• Somebody compared me to a Holocaust denier the other day for having spoken ill of Elie Wiesel. While I wouldn’t dream of dignifying such a remark by responding to it, I was struck by its sheer nastiness. It goes without saying that the world has always contained plenty of people who assume that you’re a contemptible idiot if you disagree with them about anything. To be sure, I doubt that such creatures are significantly more numerous today than they were a century ago, or even a quarter-century, but I incline to think that they now talk quite a bit louder than they used to–especially when they’re sitting alone at their computers.
I hear the gentleman in the second balcony yelling “You’re one to talk!” He’s got a point: I’ve written some awfully sharp things in my capacity as a professional critic, and will doubtless continue to do so.

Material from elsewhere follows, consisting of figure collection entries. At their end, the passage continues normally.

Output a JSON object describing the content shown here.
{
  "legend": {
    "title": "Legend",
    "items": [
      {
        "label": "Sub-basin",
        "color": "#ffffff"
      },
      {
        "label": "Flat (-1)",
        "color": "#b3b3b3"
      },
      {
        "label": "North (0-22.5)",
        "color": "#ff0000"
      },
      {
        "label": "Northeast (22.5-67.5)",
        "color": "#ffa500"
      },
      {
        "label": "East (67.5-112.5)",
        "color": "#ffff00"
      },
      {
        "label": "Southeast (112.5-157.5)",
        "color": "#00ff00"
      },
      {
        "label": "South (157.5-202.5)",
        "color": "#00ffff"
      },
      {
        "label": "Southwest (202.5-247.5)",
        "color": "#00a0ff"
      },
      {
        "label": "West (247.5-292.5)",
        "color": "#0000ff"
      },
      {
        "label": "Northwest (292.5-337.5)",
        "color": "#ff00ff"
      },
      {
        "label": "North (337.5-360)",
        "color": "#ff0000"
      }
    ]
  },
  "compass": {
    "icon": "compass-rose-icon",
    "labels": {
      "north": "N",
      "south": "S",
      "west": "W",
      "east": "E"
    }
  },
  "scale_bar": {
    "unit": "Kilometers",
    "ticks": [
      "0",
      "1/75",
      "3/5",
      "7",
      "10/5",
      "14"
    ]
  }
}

But I don’t think I’ve ever cast personal aspersions on the artists whom I’ve criticized. That seems to me to be supremely inappropriate, even when the aspersions are true–and I do know a fair number of unpleasant things about some of the artists whom I cover in The Wall Street Journal and elsewhere. The world of art has always had its share of…well, bad actors.
Speaking as a biographer, I believe deeply that it is my responsibility to tell the truth about artists who are no longer living, even when it makes them look bad. Speaking as a critic and commentator, I think the private lives of living artists are their business and no one else’s. And lest we forget, the argumentum ad hominem is not in fact an argument at all, though it can be effective when deployed with skill and mercilessness.
Which brings us back, however circuitously, to my own case. I’d like to think that anybody who read a piece (or a posting or tweet) in which I was compared to a Holocaust denier would simply roll his eyes and move on. But I’m old enough to know better. More and more of the American people are choosing to live in closed circles of collective concurrence, and I have no doubt that in certain of those circles, those who read such an attack on me would nod their heads sagely and say something on the order of “Yep, it figures. Probably beats his wife, too.”
George Washington once drew up a list of rules of civility. Here is the first one:
1st Every Action done in Company, ought to be with Some Sign of Respect, to those that are Present.
I’m with the father of our country. To be gratuitously nasty in public discourse is like relieving yourself in a swimming pool. Even if nobody knows you did it, you still made the pool a dirtier place for everybody–yourself included.